As time went on, I stopped updating as frequently. With the demands of high school and my social life, finding the time to sit down and write 3,000–4,000 words for free wasn’t easy. I lacked the passion to continue my story, but I kept writing it out of loyalty to my followers.
Not to mention, as I got older, I started to realize just how cringe-worthy my book really was. It wasn’t even good enough to make it into the 99-cent clearance section at the bookstore.
Currently, my novel still remains published and unfinished on Wattpad. It’s hasn’t been updated in over a year, but I still get messages from people inquiring about new updates. With my stomach twisted in knots, I tell them not to hold their breath because I may never update again.

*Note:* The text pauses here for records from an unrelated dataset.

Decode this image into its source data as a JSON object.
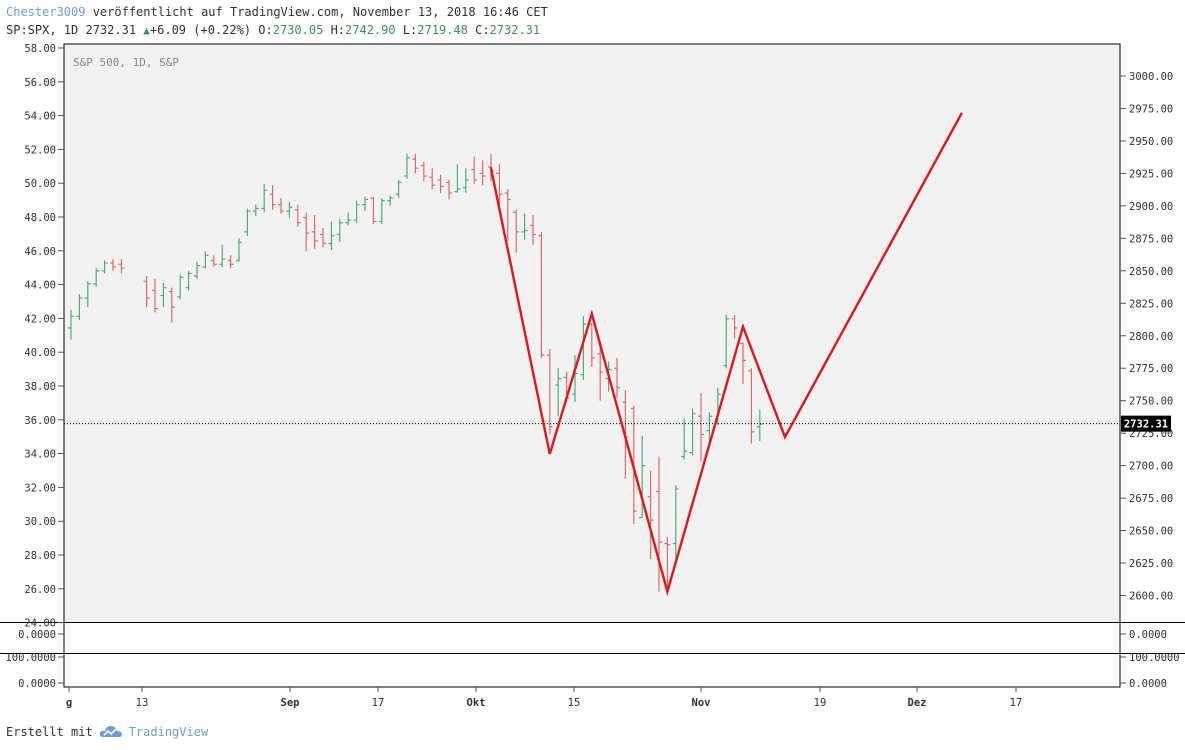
{
  "header": {
    "author": "Chester3009",
    "published_text": " veröffentlicht auf TradingView.com, November 13, 2018 16:46 CET",
    "symbol_line": "SP:SPX, 1D 2732.31",
    "change": "+6.09 (+0.22%)",
    "open_label": "O:",
    "open": "2730.05",
    "high_label": "H:",
    "high": "2742.90",
    "low_label": "L:",
    "low": "2719.48",
    "close_label": "C:",
    "close": "2732.31",
    "up_icon": "triangle-up-icon",
    "up_color": "#2e9e4a"
  },
  "chart_data": {
    "type": "bar",
    "subtype": "ohlc",
    "title": "S&P 500, 1D, S&P",
    "left_axis": {
      "ticks": [
        "58.00",
        "56.00",
        "54.00",
        "52.00",
        "50.00",
        "48.00",
        "46.00",
        "44.00",
        "42.00",
        "40.00",
        "38.00",
        "36.00",
        "34.00",
        "32.00",
        "30.00",
        "28.00",
        "26.00",
        "24.00"
      ]
    },
    "right_axis": {
      "ticks": [
        "3000.00",
        "2975.00",
        "2950.00",
        "2925.00",
        "2900.00",
        "2875.00",
        "2850.00",
        "2825.00",
        "2800.00",
        "2775.00",
        "2750.00",
        "2725.00",
        "2700.00",
        "2675.00",
        "2650.00",
        "2625.00",
        "2600.00"
      ],
      "ylim": [
        2580,
        3025
      ]
    },
    "x_axis": {
      "ticks": [
        "g",
        "13",
        "Sep",
        "17",
        "Okt",
        "15",
        "Nov",
        "19",
        "Dez",
        "17"
      ]
    },
    "last_price": "2732.31",
    "up_color": "#4caf76",
    "down_color": "#e06a6a",
    "pattern_color": "#e01818",
    "grid": false,
    "candles": [
      {
        "i": 0,
        "o": 2806,
        "h": 2820,
        "l": 2797,
        "c": 2815
      },
      {
        "i": 1,
        "o": 2815,
        "h": 2832,
        "l": 2812,
        "c": 2829
      },
      {
        "i": 2,
        "o": 2829,
        "h": 2842,
        "l": 2822,
        "c": 2840
      },
      {
        "i": 3,
        "o": 2840,
        "h": 2852,
        "l": 2838,
        "c": 2850
      },
      {
        "i": 4,
        "o": 2850,
        "h": 2858,
        "l": 2848,
        "c": 2856
      },
      {
        "i": 5,
        "o": 2856,
        "h": 2859,
        "l": 2850,
        "c": 2853
      },
      {
        "i": 6,
        "o": 2855,
        "h": 2859,
        "l": 2848,
        "c": 2852
      },
      {
        "i": 9,
        "o": 2842,
        "h": 2846,
        "l": 2822,
        "c": 2829
      },
      {
        "i": 10,
        "o": 2835,
        "h": 2844,
        "l": 2818,
        "c": 2821
      },
      {
        "i": 11,
        "o": 2831,
        "h": 2841,
        "l": 2822,
        "c": 2837
      },
      {
        "i": 12,
        "o": 2834,
        "h": 2837,
        "l": 2810,
        "c": 2822
      },
      {
        "i": 13,
        "o": 2830,
        "h": 2847,
        "l": 2828,
        "c": 2845
      },
      {
        "i": 14,
        "o": 2837,
        "h": 2850,
        "l": 2835,
        "c": 2848
      },
      {
        "i": 15,
        "o": 2846,
        "h": 2857,
        "l": 2844,
        "c": 2854
      },
      {
        "i": 16,
        "o": 2853,
        "h": 2865,
        "l": 2852,
        "c": 2862
      },
      {
        "i": 17,
        "o": 2858,
        "h": 2862,
        "l": 2853,
        "c": 2855
      },
      {
        "i": 18,
        "o": 2855,
        "h": 2870,
        "l": 2853,
        "c": 2859
      },
      {
        "i": 19,
        "o": 2858,
        "h": 2862,
        "l": 2852,
        "c": 2855
      },
      {
        "i": 20,
        "o": 2858,
        "h": 2875,
        "l": 2857,
        "c": 2872
      },
      {
        "i": 21,
        "o": 2880,
        "h": 2898,
        "l": 2877,
        "c": 2896
      },
      {
        "i": 22,
        "o": 2896,
        "h": 2901,
        "l": 2892,
        "c": 2898
      },
      {
        "i": 23,
        "o": 2898,
        "h": 2917,
        "l": 2895,
        "c": 2912
      },
      {
        "i": 24,
        "o": 2909,
        "h": 2916,
        "l": 2897,
        "c": 2901
      },
      {
        "i": 25,
        "o": 2901,
        "h": 2906,
        "l": 2894,
        "c": 2896
      },
      {
        "i": 26,
        "o": 2896,
        "h": 2903,
        "l": 2891,
        "c": 2899
      },
      {
        "i": 27,
        "o": 2897,
        "h": 2901,
        "l": 2884,
        "c": 2887
      },
      {
        "i": 28,
        "o": 2891,
        "h": 2895,
        "l": 2865,
        "c": 2879
      },
      {
        "i": 29,
        "o": 2880,
        "h": 2893,
        "l": 2867,
        "c": 2873
      },
      {
        "i": 30,
        "o": 2878,
        "h": 2883,
        "l": 2868,
        "c": 2871
      },
      {
        "i": 31,
        "o": 2871,
        "h": 2888,
        "l": 2866,
        "c": 2877
      },
      {
        "i": 32,
        "o": 2878,
        "h": 2890,
        "l": 2872,
        "c": 2887
      },
      {
        "i": 33,
        "o": 2887,
        "h": 2895,
        "l": 2885,
        "c": 2889
      },
      {
        "i": 34,
        "o": 2889,
        "h": 2904,
        "l": 2887,
        "c": 2901
      },
      {
        "i": 35,
        "o": 2901,
        "h": 2907,
        "l": 2896,
        "c": 2905
      },
      {
        "i": 36,
        "o": 2906,
        "h": 2907,
        "l": 2886,
        "c": 2888
      },
      {
        "i": 37,
        "o": 2888,
        "h": 2906,
        "l": 2886,
        "c": 2904
      },
      {
        "i": 38,
        "o": 2904,
        "h": 2908,
        "l": 2900,
        "c": 2906
      },
      {
        "i": 39,
        "o": 2909,
        "h": 2920,
        "l": 2906,
        "c": 2918
      },
      {
        "i": 40,
        "o": 2923,
        "h": 2940,
        "l": 2921,
        "c": 2937
      },
      {
        "i": 41,
        "o": 2936,
        "h": 2940,
        "l": 2925,
        "c": 2929
      },
      {
        "i": 42,
        "o": 2931,
        "h": 2934,
        "l": 2919,
        "c": 2923
      },
      {
        "i": 43,
        "o": 2922,
        "h": 2929,
        "l": 2913,
        "c": 2916
      },
      {
        "i": 44,
        "o": 2920,
        "h": 2924,
        "l": 2910,
        "c": 2915
      },
      {
        "i": 45,
        "o": 2918,
        "h": 2920,
        "l": 2905,
        "c": 2910
      },
      {
        "i": 46,
        "o": 2911,
        "h": 2932,
        "l": 2910,
        "c": 2913
      },
      {
        "i": 47,
        "o": 2914,
        "h": 2929,
        "l": 2910,
        "c": 2920
      },
      {
        "i": 48,
        "o": 2928,
        "h": 2938,
        "l": 2917,
        "c": 2920
      },
      {
        "i": 49,
        "o": 2925,
        "h": 2935,
        "l": 2916,
        "c": 2923
      },
      {
        "i": 50,
        "o": 2930,
        "h": 2940,
        "l": 2919,
        "c": 2927
      },
      {
        "i": 51,
        "o": 2925,
        "h": 2932,
        "l": 2900,
        "c": 2909
      },
      {
        "i": 52,
        "o": 2910,
        "h": 2913,
        "l": 2873,
        "c": 2905
      },
      {
        "i": 53,
        "o": 2895,
        "h": 2897,
        "l": 2864,
        "c": 2880
      },
      {
        "i": 54,
        "o": 2880,
        "h": 2894,
        "l": 2874,
        "c": 2881
      },
      {
        "i": 55,
        "o": 2885,
        "h": 2893,
        "l": 2870,
        "c": 2878
      },
      {
        "i": 56,
        "o": 2877,
        "h": 2880,
        "l": 2783,
        "c": 2785
      },
      {
        "i": 57,
        "o": 2785,
        "h": 2790,
        "l": 2724,
        "c": 2730
      },
      {
        "i": 58,
        "o": 2762,
        "h": 2775,
        "l": 2738,
        "c": 2767
      },
      {
        "i": 59,
        "o": 2768,
        "h": 2772,
        "l": 2749,
        "c": 2752
      },
      {
        "i": 60,
        "o": 2755,
        "h": 2785,
        "l": 2749,
        "c": 2771
      },
      {
        "i": 61,
        "o": 2770,
        "h": 2815,
        "l": 2766,
        "c": 2809
      },
      {
        "i": 62,
        "o": 2809,
        "h": 2810,
        "l": 2776,
        "c": 2783
      },
      {
        "i": 63,
        "o": 2786,
        "h": 2796,
        "l": 2750,
        "c": 2772
      },
      {
        "i": 64,
        "o": 2767,
        "h": 2780,
        "l": 2757,
        "c": 2774
      },
      {
        "i": 65,
        "o": 2775,
        "h": 2783,
        "l": 2752,
        "c": 2760
      },
      {
        "i": 66,
        "o": 2749,
        "h": 2758,
        "l": 2690,
        "c": 2722
      },
      {
        "i": 67,
        "o": 2744,
        "h": 2746,
        "l": 2655,
        "c": 2665
      },
      {
        "i": 68,
        "o": 2660,
        "h": 2723,
        "l": 2660,
        "c": 2700
      },
      {
        "i": 69,
        "o": 2676,
        "h": 2696,
        "l": 2628,
        "c": 2658
      },
      {
        "i": 70,
        "o": 2680,
        "h": 2707,
        "l": 2603,
        "c": 2641
      },
      {
        "i": 71,
        "o": 2640,
        "h": 2645,
        "l": 2604,
        "c": 2639
      },
      {
        "i": 72,
        "o": 2640,
        "h": 2685,
        "l": 2625,
        "c": 2682
      },
      {
        "i": 73,
        "o": 2707,
        "h": 2736,
        "l": 2705,
        "c": 2711
      },
      {
        "i": 74,
        "o": 2710,
        "h": 2744,
        "l": 2708,
        "c": 2740
      },
      {
        "i": 75,
        "o": 2738,
        "h": 2756,
        "l": 2703,
        "c": 2724
      },
      {
        "i": 76,
        "o": 2727,
        "h": 2741,
        "l": 2714,
        "c": 2738
      },
      {
        "i": 77,
        "o": 2733,
        "h": 2760,
        "l": 2731,
        "c": 2755
      },
      {
        "i": 78,
        "o": 2777,
        "h": 2816,
        "l": 2775,
        "c": 2813
      },
      {
        "i": 79,
        "o": 2813,
        "h": 2816,
        "l": 2798,
        "c": 2806
      },
      {
        "i": 80,
        "o": 2794,
        "h": 2795,
        "l": 2763,
        "c": 2781
      },
      {
        "i": 81,
        "o": 2773,
        "h": 2775,
        "l": 2717,
        "c": 2726
      },
      {
        "i": 82,
        "o": 2730,
        "h": 2743,
        "l": 2719,
        "c": 2732
      }
    ],
    "pattern_points": [
      {
        "i": 50,
        "p": 2929
      },
      {
        "i": 57,
        "p": 2709
      },
      {
        "i": 62,
        "p": 2817
      },
      {
        "i": 71,
        "p": 2603
      },
      {
        "i": 80,
        "p": 2807
      },
      {
        "i": 85,
        "p": 2722
      },
      {
        "i": 106,
        "p": 2971
      }
    ],
    "lower_panes": [
      {
        "ticks": [
          "0.0000"
        ]
      },
      {
        "ticks": [
          "100.0000",
          "0.0000"
        ]
      }
    ]
  },
  "footer": {
    "created_with": "Erstellt mit",
    "brand": "TradingView",
    "brand_icon": "tradingview-cloud-icon"
  }
}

Saying that — while knowing I’m disappointing myself and others — isn’t easy for me to do, but the reality is that I’ve changed as a writer. I’m no longer the fifteen-year-old girl who wanted to write a cheesy werewolf romance.
And I’m okay with that.
I know I’m not the only one with half-finished projects that clog up my computer space (although hopefully, yours was never posted online for the world to see).
We all have unfinished work collecting cobwebs. And, although we may have moved on to bigger and better things, the ghosts of our half-finished projects still occasionally haunt us — so, what are we supposed to do with them?
Give it a second glance
Although I stopped writing my own novel because I was busier, there were still plenty of opportunities I could’ve used to sit down and work on it. I was busy, but I was also uninspired.
There are a lot of reasons we abandon our work, but most of them boil down to a lack of inspiration. Somewhere along the line, we lost our passion for the project and tossed it aside.
When we stumble over these half-finished tasks again, it’s tempting to hit the delete button or get rid of them. After all, nobody wants to be haunted by their failure.
But, before you head for the garbage can, I urge you to give your work a second glance. Just because you lost passion for the project doesn’t mean it isn’t worth finishing. That half-baked science fiction novel could be a best-seller in the making, and all you need is a little boost of inspiration to get you started again.
But, even if your work is less than impressive (and you still want to trash it after giving it a second glance), there is another reason you want to give your unfinished projects a thorough look-over.
No matter what your skill may be, you’ll find that you can recognize change and growth in old work. The cheesy dialogue and faulty plot in my own novel feel like the creation of a completely different person. And, in a sense, it is — I’m no longer fifteen-years-old and dreaming of a werewolf to whisk me away.
I can even see a significant difference in some of my early articles on Medium. I know that, given the chance, I’d rewrite them in a completely different way.
Looking over old, unfinished projects is a reminder of how far you’ve come. That short story you started writing at eighteen is a far cry from the work you’re producing now. The past might be amateurish, cringy or down-right hard to stomach, so it’s okay to have a few laughs at your old stuff.
Erase the guilt and move on
Looking at unfinished work can sometimes make you feel like a failure. Half-finished projects aren’t satisfying.
If you have trouble finishing anything you do, that’s another issue — but the occasional uncompleted project is nothing to lose sleep over. It’s okay not to finish everything you start.
In fact, fixating on one task because you feel like you have to complete it is not a good idea — not only could it stop you from starting something better, but the end result probably won’t be great. A forced, passionless project is a waste of time. If an old idea sparks new inspiration, that’s great — but some projects just aren’t worth finishing.
Contrary to popular belief, old work isn’t useless. Some of it may be worth reworking, but if nothing else, it can remind us of how far you’ve come. There is always a sense of guilt attached to uncompleted work, but you shouldn’t let it consume you. A dated project is representative of the past, and you’re not always the same person you used to be.
In my case, I don’t have any intention of finishing my werewolf novel, but I also won’t delete it. As embarrassing as it may be, it’s an undeniable part of my history. I’m no longer that naive, Twilight-inspired teenager, but I don’t mind laughing at her every once and awhile.